Intisari-Online.com - "Cinta adalah apa yang tersisa setelah api jatuh cinta padam", begitu kata pepatah.
Cinta dan romance adalah dua hal yang kerap berbeda dan Munir serta Suciwati mengerti bahwa cinta bukanlah rasa meletup-letup ala film Hollywood.
Cinta bagi mereka bukan hanya kegiatan fisik dua manusia.
Cinta punya implikasi yang luas: membangun masyarakat. Memperkuat bangsa. Berbakti kepada Tuhan melalui pengabdian untuk sesama.
Baca Juga: Aktivis Anti Kekerasan Munir Thalib Ternyata Ketularan Suka Musik Klasik Gara-gara si Kecil
Kecintaan Munir terhadap keadilan dan kemanusiaan bisa kita telusuri lewat kehidupan Ibu Jamilah atau Umi, begitu beliau dipanggil.
Terkesan intelek tanpa pernah mengecap pendidikan formal sedikitpun.

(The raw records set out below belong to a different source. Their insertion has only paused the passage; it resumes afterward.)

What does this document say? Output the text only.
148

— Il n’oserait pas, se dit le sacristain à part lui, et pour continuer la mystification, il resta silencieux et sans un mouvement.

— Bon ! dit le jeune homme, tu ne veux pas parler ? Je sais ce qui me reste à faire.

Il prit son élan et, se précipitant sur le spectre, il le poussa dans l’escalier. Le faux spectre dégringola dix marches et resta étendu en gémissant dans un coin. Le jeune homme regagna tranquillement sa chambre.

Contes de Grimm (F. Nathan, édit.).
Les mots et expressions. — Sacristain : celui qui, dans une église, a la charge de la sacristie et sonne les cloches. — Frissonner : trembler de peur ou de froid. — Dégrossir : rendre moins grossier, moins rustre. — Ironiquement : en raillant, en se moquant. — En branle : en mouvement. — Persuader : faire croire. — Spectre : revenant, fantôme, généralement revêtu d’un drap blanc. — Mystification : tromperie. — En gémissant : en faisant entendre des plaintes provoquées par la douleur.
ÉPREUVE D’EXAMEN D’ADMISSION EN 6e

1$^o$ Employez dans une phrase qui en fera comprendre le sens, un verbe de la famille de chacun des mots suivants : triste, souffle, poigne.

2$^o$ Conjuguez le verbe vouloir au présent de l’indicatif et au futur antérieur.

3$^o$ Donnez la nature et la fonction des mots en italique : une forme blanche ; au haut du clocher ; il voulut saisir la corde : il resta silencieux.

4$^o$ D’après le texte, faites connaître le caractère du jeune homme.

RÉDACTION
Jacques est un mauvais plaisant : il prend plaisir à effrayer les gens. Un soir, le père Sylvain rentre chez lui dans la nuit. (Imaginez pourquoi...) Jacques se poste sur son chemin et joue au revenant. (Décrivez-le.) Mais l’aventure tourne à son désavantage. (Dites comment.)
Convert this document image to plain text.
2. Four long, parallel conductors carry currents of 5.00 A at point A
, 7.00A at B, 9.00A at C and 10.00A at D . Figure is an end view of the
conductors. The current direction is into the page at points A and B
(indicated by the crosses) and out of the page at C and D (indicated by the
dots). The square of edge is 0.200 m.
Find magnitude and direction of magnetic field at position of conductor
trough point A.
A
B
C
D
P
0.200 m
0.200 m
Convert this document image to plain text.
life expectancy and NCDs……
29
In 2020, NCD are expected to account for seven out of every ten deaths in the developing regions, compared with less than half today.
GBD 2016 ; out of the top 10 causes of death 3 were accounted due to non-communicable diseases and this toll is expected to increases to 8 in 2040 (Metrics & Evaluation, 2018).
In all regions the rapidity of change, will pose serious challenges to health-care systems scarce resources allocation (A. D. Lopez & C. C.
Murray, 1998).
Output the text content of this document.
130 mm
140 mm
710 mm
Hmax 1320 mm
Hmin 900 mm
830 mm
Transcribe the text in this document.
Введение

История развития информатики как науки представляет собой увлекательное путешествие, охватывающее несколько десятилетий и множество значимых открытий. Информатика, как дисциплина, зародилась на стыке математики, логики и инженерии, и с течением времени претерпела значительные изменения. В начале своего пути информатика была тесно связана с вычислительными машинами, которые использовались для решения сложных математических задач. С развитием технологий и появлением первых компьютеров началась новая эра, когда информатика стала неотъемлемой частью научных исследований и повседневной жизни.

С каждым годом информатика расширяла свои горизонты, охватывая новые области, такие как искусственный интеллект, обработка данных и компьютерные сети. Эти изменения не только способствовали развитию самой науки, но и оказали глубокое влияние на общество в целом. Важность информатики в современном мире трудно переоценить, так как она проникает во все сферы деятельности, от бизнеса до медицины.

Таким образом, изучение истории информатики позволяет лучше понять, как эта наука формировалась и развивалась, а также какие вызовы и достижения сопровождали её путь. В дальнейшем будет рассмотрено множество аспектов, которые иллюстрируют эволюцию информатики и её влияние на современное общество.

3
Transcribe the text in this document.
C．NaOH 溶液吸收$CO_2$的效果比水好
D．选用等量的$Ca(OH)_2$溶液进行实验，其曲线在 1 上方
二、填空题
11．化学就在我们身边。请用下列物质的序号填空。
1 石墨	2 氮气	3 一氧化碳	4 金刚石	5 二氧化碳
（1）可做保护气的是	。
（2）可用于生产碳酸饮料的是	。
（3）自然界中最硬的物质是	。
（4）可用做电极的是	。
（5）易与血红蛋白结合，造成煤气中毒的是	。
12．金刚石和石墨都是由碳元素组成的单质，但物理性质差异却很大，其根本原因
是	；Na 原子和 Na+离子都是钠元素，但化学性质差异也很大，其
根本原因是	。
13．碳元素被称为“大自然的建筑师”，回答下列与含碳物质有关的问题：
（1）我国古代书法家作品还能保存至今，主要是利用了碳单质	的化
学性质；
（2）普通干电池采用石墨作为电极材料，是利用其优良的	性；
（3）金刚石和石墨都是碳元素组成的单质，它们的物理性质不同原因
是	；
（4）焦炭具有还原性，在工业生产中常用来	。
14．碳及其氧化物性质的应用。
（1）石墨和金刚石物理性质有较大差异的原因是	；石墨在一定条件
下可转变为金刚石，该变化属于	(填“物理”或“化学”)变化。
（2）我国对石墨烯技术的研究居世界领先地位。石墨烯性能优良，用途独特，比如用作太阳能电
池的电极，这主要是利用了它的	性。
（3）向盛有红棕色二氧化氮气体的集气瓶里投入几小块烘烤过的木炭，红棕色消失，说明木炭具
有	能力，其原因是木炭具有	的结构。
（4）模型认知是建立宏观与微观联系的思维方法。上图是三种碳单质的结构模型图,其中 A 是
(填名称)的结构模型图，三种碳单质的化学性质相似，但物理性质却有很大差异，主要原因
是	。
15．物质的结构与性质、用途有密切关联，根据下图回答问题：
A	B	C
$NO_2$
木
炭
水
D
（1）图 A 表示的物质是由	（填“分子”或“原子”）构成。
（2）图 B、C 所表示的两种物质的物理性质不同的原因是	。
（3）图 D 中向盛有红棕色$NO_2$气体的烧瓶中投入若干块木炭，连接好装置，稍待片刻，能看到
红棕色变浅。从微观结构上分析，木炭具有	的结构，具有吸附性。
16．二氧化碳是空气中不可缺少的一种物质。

Perempuan tangguh ini berhasil mendidik -bukan sekadar membesarkan- tujuh anak, seorang diri.
Waktu Munir berusia 11 tahun, sebuah dokar yang ditarik sapi menabrak mobil yang ditumpangi ayahnya.
Setelah seminggu dirawat di RS, Abah -panggilannya-, akhirnya mengembuskan napas terakhir.
Umi lantas bahu-membahu dengan anak-anaknya menjaga toko sepatu milik keluarga. Munir kecil juga belajar melayani pembeli.
Tawar-menawar harga lantas menjadi bagian integral dari kesehariannya.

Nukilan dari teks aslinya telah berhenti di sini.